Laut schreien ist wichtig
Zu Beginn der Stunde steht erstmal ein Aufwärmtraining auf dem Programm. Zunächst geht es darum, dem Angreifer unmissverständlich klarzumachen, dass es jetzt ein Ende hat. "Sagt ,Stopp‘, und das möglichst laut, und geht einen Schritt zurück", rät Martin Page. Laut schreien habe zumindest den Vorteil, dass die Leute merken, da ist etwas los. Falls sich der Angreifer nicht davon abhalten lässt, sollte man den Vorgang wiederholen. Das schlimmste Szenario wäre, auf dem Boden zu liegen. In vielen anderen Kampfsportarten wäre da der Kampf schon entschieden. Nicht so im Brazilian Jiu- Jitsu.
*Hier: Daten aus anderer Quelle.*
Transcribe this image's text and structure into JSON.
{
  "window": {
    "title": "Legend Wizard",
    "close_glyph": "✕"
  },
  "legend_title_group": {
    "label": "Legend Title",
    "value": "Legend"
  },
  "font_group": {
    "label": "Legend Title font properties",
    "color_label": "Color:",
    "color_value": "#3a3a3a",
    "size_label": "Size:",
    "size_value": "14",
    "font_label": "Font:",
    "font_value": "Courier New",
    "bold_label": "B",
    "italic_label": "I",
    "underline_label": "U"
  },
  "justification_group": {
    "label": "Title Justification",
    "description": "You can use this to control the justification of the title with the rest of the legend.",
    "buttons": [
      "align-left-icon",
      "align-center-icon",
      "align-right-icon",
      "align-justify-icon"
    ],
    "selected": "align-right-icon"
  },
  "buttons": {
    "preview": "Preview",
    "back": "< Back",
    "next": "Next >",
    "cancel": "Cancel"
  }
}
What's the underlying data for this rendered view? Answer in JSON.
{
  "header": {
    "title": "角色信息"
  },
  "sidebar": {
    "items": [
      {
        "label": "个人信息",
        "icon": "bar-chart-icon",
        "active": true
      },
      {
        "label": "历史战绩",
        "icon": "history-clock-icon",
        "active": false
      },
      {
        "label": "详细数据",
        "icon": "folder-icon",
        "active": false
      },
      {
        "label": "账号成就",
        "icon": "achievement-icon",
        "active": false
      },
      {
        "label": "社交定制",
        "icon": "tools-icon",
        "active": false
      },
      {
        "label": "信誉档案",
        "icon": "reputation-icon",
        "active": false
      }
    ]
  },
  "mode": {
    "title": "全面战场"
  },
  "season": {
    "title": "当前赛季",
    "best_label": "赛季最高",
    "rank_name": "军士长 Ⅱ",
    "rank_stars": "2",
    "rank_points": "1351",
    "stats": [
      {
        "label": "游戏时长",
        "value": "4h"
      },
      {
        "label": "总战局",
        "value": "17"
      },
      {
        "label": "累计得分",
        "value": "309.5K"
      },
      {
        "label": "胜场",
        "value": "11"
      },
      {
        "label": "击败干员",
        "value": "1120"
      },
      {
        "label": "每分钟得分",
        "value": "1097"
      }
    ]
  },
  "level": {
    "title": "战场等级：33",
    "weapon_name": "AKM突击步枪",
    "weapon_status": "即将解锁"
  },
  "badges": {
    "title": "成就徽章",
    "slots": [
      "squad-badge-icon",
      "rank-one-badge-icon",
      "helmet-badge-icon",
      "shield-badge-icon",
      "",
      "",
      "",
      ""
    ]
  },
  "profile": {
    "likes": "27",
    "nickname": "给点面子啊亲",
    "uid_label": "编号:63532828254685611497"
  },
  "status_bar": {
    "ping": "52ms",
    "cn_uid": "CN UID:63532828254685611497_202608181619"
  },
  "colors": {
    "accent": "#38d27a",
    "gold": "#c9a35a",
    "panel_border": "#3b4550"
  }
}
Vor allem den Kopf schützen
Mit der richtigen Technik kann sich selbst ein Schwächerer wieder befreien. Oberstes Gebot: "Schützt euern Kopf, der Kopf ist das Wichtigste, was wir haben", erklärt der Trainer. Nacheinander üben die Kinder die einzelnen Schritte, um sich aus dem Griff des Angreifers zu befreien und gleichzeitig auch handlungsfähig zu bleiben. Dies fängt schon mit der richtigen Falltechnik an, geht über in eine Übung, die sich "Rodeo" nennt. Dabei gilt es, sich zehn Sekunden auf dem Rücken eines sich "wild bewegenden" Trainers auszuhalten, ohne abgeworfen zu werden. Die Übungen sind so aufgebaut, dass sie aufeinander aufbauen und Spaß machen, aber immer so effektiv wie nur möglich sind. "Ohr auf die Schulter des Angreifers und ihn mit Armen und Beinen umklammern", lautet die Anweisung. Die Schritte werden wiederholt und erklärt.
In einem nächsten Schritt geht es darum, sich aus der Umklammerung zu lösen und dabei den Gegner auf dem Boden zu halten. Martin Page erklärt es anhand eines Beispiels: "Habt ihr schon einmal versucht, bei einer Liegestütze aufzustehen, wenn euch jemand die Schulter nach unten drückt? Da habt ihr keine Chance." Erst das praktische Beispiel überzeugt die Kinder, die dabei auch ihren Spaß haben. Am Ende der Stunde wird noch einmal jeder Schritt wiederholt. Dann sind die Zehn- bis 14-Jährigen an der Reihe.